JanieM 03.27.06 at 3:03 pm

Chris — thanks for the correction. I will read the book sooner rather than later and get a more considered impression.

I was moved to stop lurking and comment because you asked specifically about people’s reactions to Smith’s “ear,” and that was one of the things that had struck me even in a tiny sampling of the book.

People do seem to differ a lot in how much they are attuned to idiom (linguistic and otherwise). A related observation: in grad school I had a friend from Japan who had studied in the U.S. for a number of years, and she still had a hard time with some aspects of English (e.g. usage of “a,” “an,” and “the”). For years afterwards, she sent me all her Japanese friends who were coming over here to study (also Boston/Cambridge area). They differed wildly in how well they spoke English. They were all highly educated, they had all studied English for years, some of them had been here before, etc., so I always assumed that some of the difference in facility was on the level of inborn talent.


JanieM 03.27.06 at 3:32 pm

By the way, I let a great example go right by me. See the first line of this post: “at the weekend” is not an American usage.

Not that usage and language as a whole aren’t in constant motion. There was a time when “at the end of the day” was clearly British, but it has been adopted in the U.S. long since. There was a time before someone invented “back in the day.” Now it’s everywhere. Etc.

That doesn’t invalidate the general idea of broad brush differences that can grate if an author doesn’t convey them well.


Kramer 03.27.06 at 4:53 pm

re dunno (#2): No we don’t seem that homogenous and that was precisely my point (probably not expressed clearly). I know plenty of folks who’ve lived for parts of their lives either abroad or in parts of the US that they don’t now inhabit but keep expressions from those periods in their every day speech even as their accent and usage generally don’t. I’m imagining, for example, a hypothetical american (now in his 50s) who spent 10 years in his twentys living in England. It seems plausible to me, and it’s certainly my personal experience, that this hypoethetical person might speak in a largely American accent but preserve certain Britishisms.

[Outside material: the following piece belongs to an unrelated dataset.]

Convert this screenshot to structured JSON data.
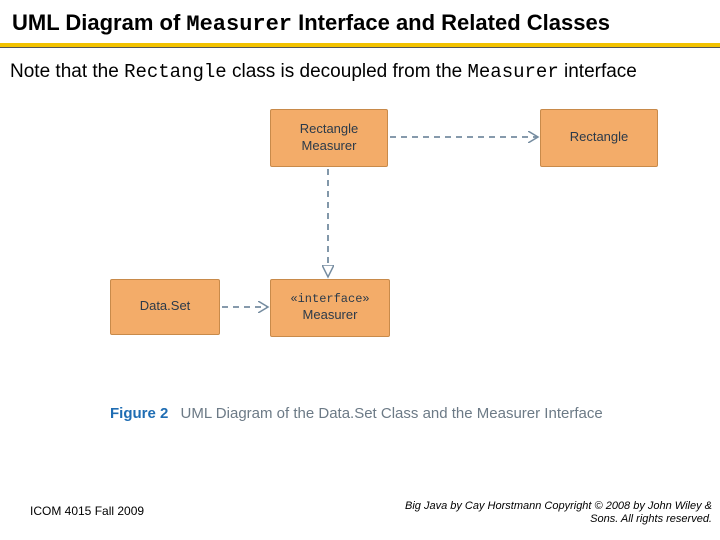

re janiem (#3): I agree with you about the sort of local usage you describe (e.g. kitchen roll). I’m really talking about more general turns of phrase that won’t tend to get beaten out of you by every day circumstance (i.e. asking for ‘kitchen rolls’ at a store and having everyone look at you like you’re nuts).

Regarding the American family in the book. It’s been a while since I read it, so I may be remembering incorrectly but I think the father of the American family was from England (but had lived in the US the great majority of his adult life) while the mother had grown up in northern Florida speaking an English which was much closer to what might have been spoken in the Carribean than in Cambridge.

(I apologize for partial redundancy with Chris’ post above – which I just saw)


kate 03.28.06 at 10:58 am

I read it for a book club and we all loved it. Now, they are all of the North of Ireland (I am not even going to try and pin down nationality/culture more than that) and I am a yank relocated to a soggy part of the world. However, my mother was born and raised in Wales. I grew up in California. I always spoke slightly differently from my peers, so I have no doubt that having a brit/academic parent would influence how a child/children will talk. (How it will influence my child shall be a developing project).

Anyway, we loved the prose and the conflicted characters. And I believe I came very close to marrying Howard, but ended up with the very tall, very quiet physicist instead.